Kaum Komunis menolak persetujuan Linggajati dan Renville, bukannya karena Belanda terbukti tidak setia dan telah menginjak-injak persetujuan itu. Tidak! Sekali-kali tidak! Komunis prinsipil menolak persetujuan Linggajati dan Renville, oleh karena persetujuan-persetujuan itu jikalau dipraktekkan, akan mewujudkan negara yang pada hakekatnya sama saja dengan jajahan, yang berbeda dengan India, Birma, Filipina dan jajahan lain-lain hanyalah kulitnya saja. Sebab itu PKI tetap bersemboyan: "Merdeka sepenuh-penuhnya".
Penolakan persetujuan Linggajati dan Renville berarti juga self kritik yang keras di kalangan PKI. Dan pengakuan salah ini harus dipopulerkan juga kepada rakyat-banyak.
PKI menolak perundingan dengan Belanda yang tidak didasarkan atas hak yang sama. Komunis prinsipil tidak menolak perundingan, akan tetapi harus didasarkan atas hak-hak yang sungguh-sungguh sama. Dalam perundingan sekali-kali tidak boleh disinggung soal kedaulatan Republik atas seluruh Indonesia.

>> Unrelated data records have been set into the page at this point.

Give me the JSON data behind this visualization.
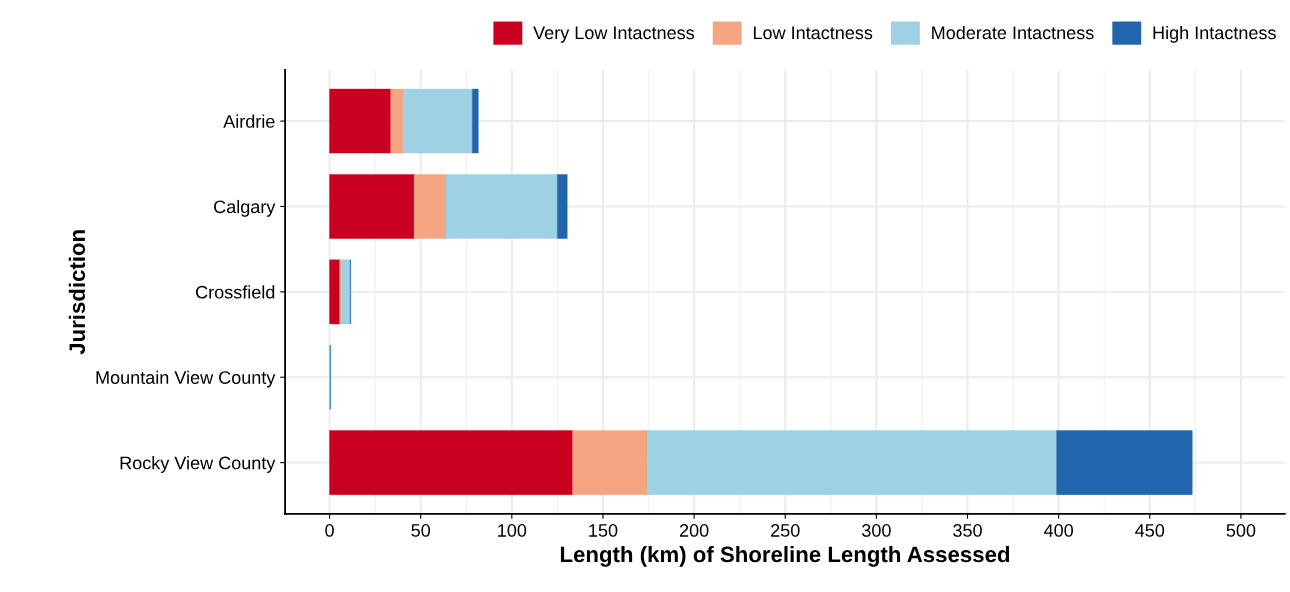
{
  "chart_data": {
    "type": "bar",
    "orientation": "horizontal",
    "stacked": true,
    "xlabel": "Length (km) of Shoreline Length Assessed",
    "ylabel": "Jurisdiction",
    "categories": [
      "Airdrie",
      "Calgary",
      "Crossfield",
      "Mountain View County",
      "Rocky View County"
    ],
    "series": [
      {
        "name": "Very Low Intactness",
        "color": "#ca0020",
        "values": [
          33.6,
          46.5,
          5.6,
          0,
          133.4
        ]
      },
      {
        "name": "Low Intactness",
        "color": "#f4a582",
        "values": [
          6.9,
          17.4,
          0.7,
          0,
          40.9
        ]
      },
      {
        "name": "Moderate Intactness",
        "color": "#9ed1e3",
        "values": [
          37.8,
          61.1,
          5.0,
          0.5,
          224.6
        ]
      },
      {
        "name": "High Intactness",
        "color": "#2166ac",
        "values": [
          3.3,
          5.4,
          0.3,
          0,
          74.4
        ]
      }
    ],
    "xlim": [
      -24.4,
      524.1
    ],
    "xticks": [
      0,
      50,
      100,
      150,
      200,
      250,
      300,
      350,
      400,
      450,
      500
    ],
    "grid": true,
    "legend": "top"
  }
}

Dalam perundingan-perundingan ini PKI sanggup memberikan sekedar kondisi di lapangan ekonomi dan kebudayaan kepada orang-orang Belanda yang tidak menentang Revolusi kita, lebih daripada yang sekarang biasa diberikan di negeri-negeri kapitalis.

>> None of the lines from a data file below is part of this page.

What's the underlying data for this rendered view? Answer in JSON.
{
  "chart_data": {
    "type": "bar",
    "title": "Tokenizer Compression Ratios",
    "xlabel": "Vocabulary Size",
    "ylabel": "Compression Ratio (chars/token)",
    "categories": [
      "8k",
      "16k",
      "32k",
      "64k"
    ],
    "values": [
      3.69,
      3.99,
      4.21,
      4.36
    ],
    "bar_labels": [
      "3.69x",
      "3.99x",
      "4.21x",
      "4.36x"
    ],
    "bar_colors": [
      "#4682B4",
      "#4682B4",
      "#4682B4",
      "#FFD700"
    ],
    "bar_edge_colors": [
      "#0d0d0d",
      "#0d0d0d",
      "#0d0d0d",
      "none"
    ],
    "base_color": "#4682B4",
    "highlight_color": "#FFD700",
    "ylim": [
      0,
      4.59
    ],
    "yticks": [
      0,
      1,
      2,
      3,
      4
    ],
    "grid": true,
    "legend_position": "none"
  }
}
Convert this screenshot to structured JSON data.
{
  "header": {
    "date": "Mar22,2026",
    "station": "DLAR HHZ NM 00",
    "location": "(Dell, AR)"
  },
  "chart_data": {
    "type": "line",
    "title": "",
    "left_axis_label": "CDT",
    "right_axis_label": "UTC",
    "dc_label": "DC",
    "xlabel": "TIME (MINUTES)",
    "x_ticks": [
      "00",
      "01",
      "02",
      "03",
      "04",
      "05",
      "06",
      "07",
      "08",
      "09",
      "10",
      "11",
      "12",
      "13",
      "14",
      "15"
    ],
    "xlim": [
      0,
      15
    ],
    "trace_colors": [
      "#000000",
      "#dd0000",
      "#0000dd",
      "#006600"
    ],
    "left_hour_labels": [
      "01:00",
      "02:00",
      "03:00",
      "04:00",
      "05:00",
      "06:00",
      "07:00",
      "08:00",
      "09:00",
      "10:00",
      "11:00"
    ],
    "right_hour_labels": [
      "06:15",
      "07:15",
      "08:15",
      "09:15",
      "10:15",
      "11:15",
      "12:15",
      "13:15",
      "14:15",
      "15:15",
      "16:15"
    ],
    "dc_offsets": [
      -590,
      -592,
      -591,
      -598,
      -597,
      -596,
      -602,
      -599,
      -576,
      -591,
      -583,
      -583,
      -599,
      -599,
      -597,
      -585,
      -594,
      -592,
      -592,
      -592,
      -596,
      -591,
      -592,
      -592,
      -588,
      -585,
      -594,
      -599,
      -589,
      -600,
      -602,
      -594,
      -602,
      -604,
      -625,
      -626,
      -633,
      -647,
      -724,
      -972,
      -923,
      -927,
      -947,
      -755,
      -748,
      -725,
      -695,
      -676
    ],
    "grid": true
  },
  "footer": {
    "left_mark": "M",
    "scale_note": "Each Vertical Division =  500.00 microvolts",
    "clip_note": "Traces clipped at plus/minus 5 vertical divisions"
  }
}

Dalam politiknya terhadap Uni Soviet PKI menganjurkan sebulat-bulatnya supaya diadakan perhubungan langsung antara Republik Indonesia dengan Soviet Uni dalam segala lapangan. Uni Soviet adalah sekutu yang semestinya dari rakyat Indonesia yang melawan imperialisme oleh karena Soviet Uni memelopori perjuangan melawan blok imperialis yang dipimpin oleh Amerika Serikat. Cukup jelas bagi kita bahwa Amerika Serikat membantu dan mempergunakan Belanda untuk mencekek Republik kita yang demokratis. PKI harus menerangkan kepada rakyat banyak, bahwa pengakuan Uni Soviet membawa kebaikan semata-mata, sebab Uni Soviet sebagai negara kaum buruh tidak mungkin bersifat lain daripada anti-imperialis. Dengan demikian Uni Soviet tidak mempunyai kepentingan lain terhadap Indonesia kecuali membantu Indonesia dalam perjuangannya yang juga bersifat anti-imperialis.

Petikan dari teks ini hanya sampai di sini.